I was delighted to see Frank Kern’s article, “What Chief Executive Officers Really Want,” in the May 19th issue of Business Week. He discusses the radical ramifications of a new survey of 1,500 chief executives, conducted by IBM’s Institute for Business Value. The survey results demonstrate unequivocally that CEOs value one leadership competency – creativity – above all others.
Kern notes that when, “CEOs identify ‘creativity’ as the most important leadership competency for the successful enterprise of the future, …creativity – not operational effectiveness, influence, or even dedication – something significant is afoot in the corporate world. In response to powerful external pressures and the opportunities that accompany them, CEOs are signaling a new direction. They are telling us that a world of increasing complexity will give rise to a new generation of leaders that make creativity the path forward for successful enterprises.”
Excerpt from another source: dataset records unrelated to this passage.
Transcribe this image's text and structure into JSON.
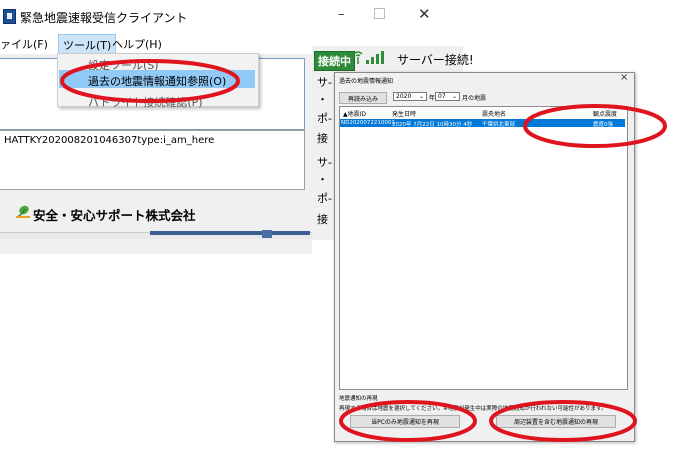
{
  "window": {
    "title": "緊急地震速報受信クライアント",
    "minimize": "–",
    "close": "✕",
    "icon": "app-icon"
  },
  "menu": {
    "file": "ァイル(F)",
    "tool": "ツール(T)",
    "help": "ヘルプ(H)"
  },
  "dropdown": {
    "items": [
      "設定ツール(S)",
      "過去の地震情報通知参照(O)",
      "パトライト接続確認(P)"
    ]
  },
  "main": {
    "log_text": "HATTKY202008201046307type:i_am_here",
    "company": "安全・安心サポート株式会社",
    "company_icon": "leaf-logo-icon"
  },
  "status": {
    "badge": "接続中",
    "signal_icon": "signal-bars-icon",
    "server_text": "サーバー接続!",
    "side_labels": [
      "サ-",
      "・",
      "ポ-",
      "接",
      "サ-",
      "・",
      "ポ-",
      "接"
    ]
  },
  "dialog": {
    "title": "過去の地震情報通知",
    "close": "×",
    "reload": "再読み込み",
    "year": "2020",
    "year_label": "年",
    "month": "07",
    "month_label": "月の地震",
    "columns": [
      "▲地震ID",
      "発生日時",
      "震央地名",
      "観点震度"
    ],
    "rows": [
      [
        "ND2020072210001",
        "2020年 7月22日 10時30分 4秒",
        "千葉県北東部",
        "震度0強"
      ]
    ],
    "note1": "地震通知の再現",
    "note2": "再現する場合は地震を選択してください。※地震が発生中は実際の地震通知が行われない可能性があります。",
    "btn_pc_only": "当PCのみ地震通知を再現",
    "btn_with_peripherals": "周辺装置を含む地震通知の再現"
  },
  "colors": {
    "highlight": "#91c9f7",
    "selection": "#0078d7",
    "annotation": "#e0141e",
    "status_green": "#2e8b3a"
  }
}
I was struck by the ways in which the survey results manifest the ideas set forth by J.K. Rowling, author of the Harry Potter series, in her brilliant 2008 Harvard Commencement Address in which she focused on the power of imagination.
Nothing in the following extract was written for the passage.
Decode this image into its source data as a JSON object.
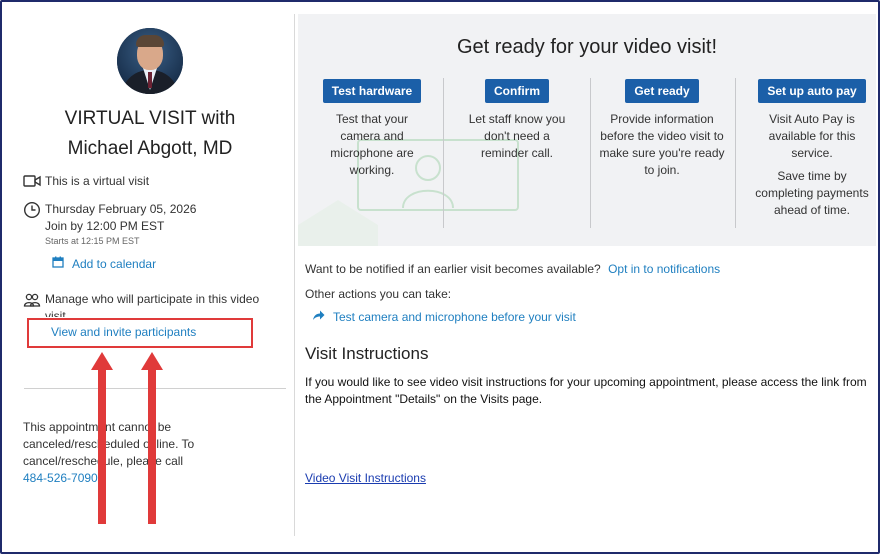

Speaking before that bastion of education, nurturer of past, present and future world leaders, Rowling extolled imagination not just for storytelling as one might expect from such a successful author but rather as a tool for transformative social change. She said, “Though I personally will defend the value of bedtime stories to my last gasp, I have learned to value imagination in a much broader sense. Imagination is the uniquely human capacity to envision that which is not, and therefore the fount of all invention and innovation.”
Quoting the ancient Greek historian, biographer, essayist, Plutarch, Rowling notes, “What we achieve inwardly will change outer reality.” She says, “We do not need magic to transform the world. We carry all the power we need inside ourselves already: the power to imagine better.”